Recently the District of North Vancouver announced changes to the Parkway that include:

  • Lowering the speed limit to 50km/h
  • Some physical separation from cars

As a cyclist I can confirm that despite a 60km/h speed limit "observed speeds are well above that, between 73 km/h and 77 km/h" and I'm not surprised that "On average, a driver collides with a cyclist or pedestrian about six times per year". 3

What advantage does the 60km/h give over 50km/h? If you start at one end of the Parkway and get to the other without getting a red light, that extra 10km/h will save you 45 seconds as a driver.

But more importantly at 60km/h your chance of survival as a pedestrian or cyclist is 0%. At 50km/h it's 20%.. Also bear in mind that observed average speed is much higher than the 60km/h.
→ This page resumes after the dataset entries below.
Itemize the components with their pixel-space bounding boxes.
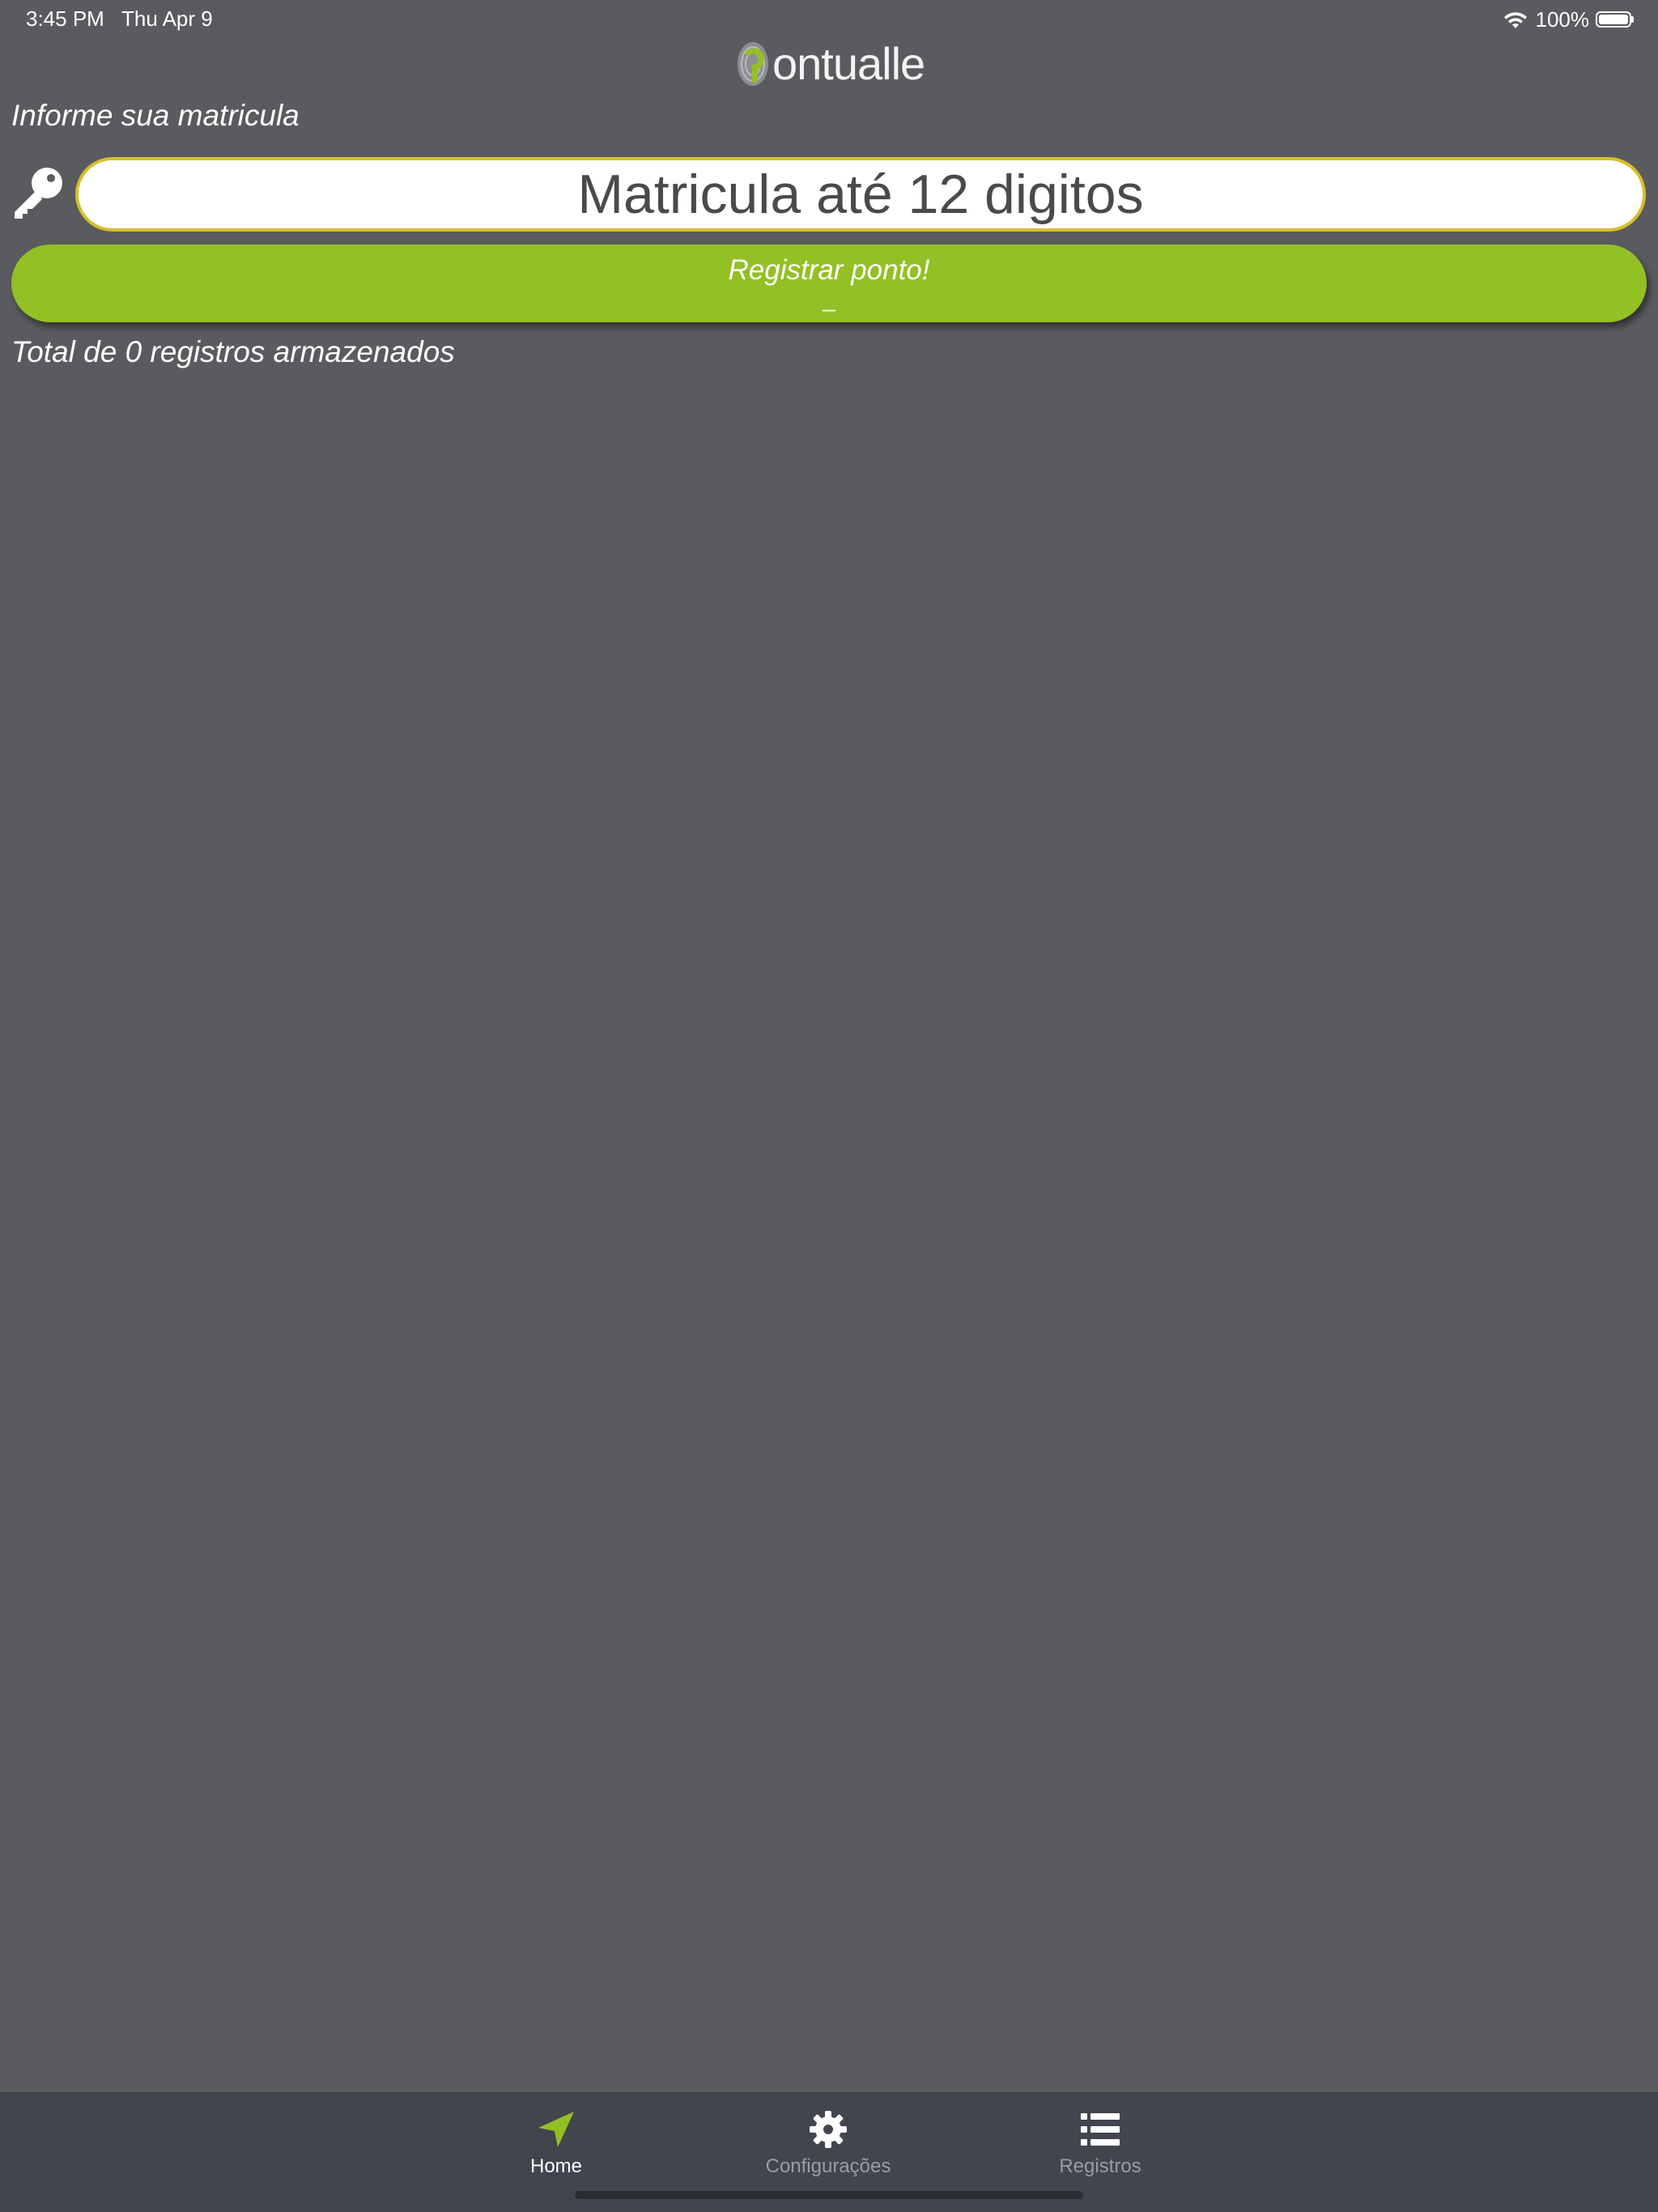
wifi-icon [1503,12,1527,28]
tab-configuracoes[interactable]: Configurações [731,2108,925,2189]
home-indicator[interactable] [575,2191,1083,2199]
register-button-sublabel: _ [823,287,835,312]
battery-icon [1596,11,1634,28]
tab-registros-label: Registros [1059,2155,1141,2177]
status-indicators: 100% [1502,6,1634,32]
tab-registros[interactable]: Registros [1003,2108,1197,2189]
status-date: Thu Apr 9 [121,6,213,31]
key-icon [15,168,62,219]
matricula-prompt: Informe sua matricula [11,99,300,132]
gear-icon [810,2111,847,2148]
app-logo: ontualle [735,37,925,91]
matricula-input[interactable] [75,157,1646,232]
register-button[interactable]: Registrar ponto! _ [11,245,1647,322]
tab-configuracoes-label: Configurações [765,2155,891,2177]
fingerprint-icon [738,42,768,86]
status-time: 3:45 PM [26,6,104,31]
list-icon [1081,2113,1120,2146]
status-bar: 3:45 PM Thu Apr 9 100% [0,0,1658,39]
register-button-label: Registrar ponto! [728,254,930,286]
records-total: Total de 0 registros armazenados [11,335,455,368]
logo-text: ontualle [772,38,925,89]
navigation-arrow-icon [538,2112,574,2147]
battery-percent: 100% [1535,6,1590,32]
tab-home-label: Home [529,2155,583,2177]
tab-home[interactable]: Home [459,2108,653,2189]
This is important because the Parkway is a key artery for so everyone who lives in this area. It's often the only way to get between key locations that make up part of people's everyday lives, getting to the pharmacy, going to school or work all require going along the Parkway. As the area increases population density more and more people need to travel along it or cross it to participate in society.

I've had conversations with friends and family who don't feel safe cycling on the Parkway, because: there are large vehicles passing close by so fast, at least one dangerous intersection at Blueridge, lots of parked cars to provide dooring opportunities and parts where the bike lane disappears. Slowing traffic down and allowing more active transportation will make the area better for everyone. It will be safer for those who don't want to drive a car without inconveniencing those who do decide to drive.

However there is one real problem, without active changes in the road design, or automated enforcement, then speeds on the Parkway will not drop.

  1. "stroads are wide arterials (like a road) that often provide access to strip malls, drive-throughs, and other automobile-oriented businesses" see Wikipedia 

  2. Highway 1 is not maintained by the District, just cuts through it.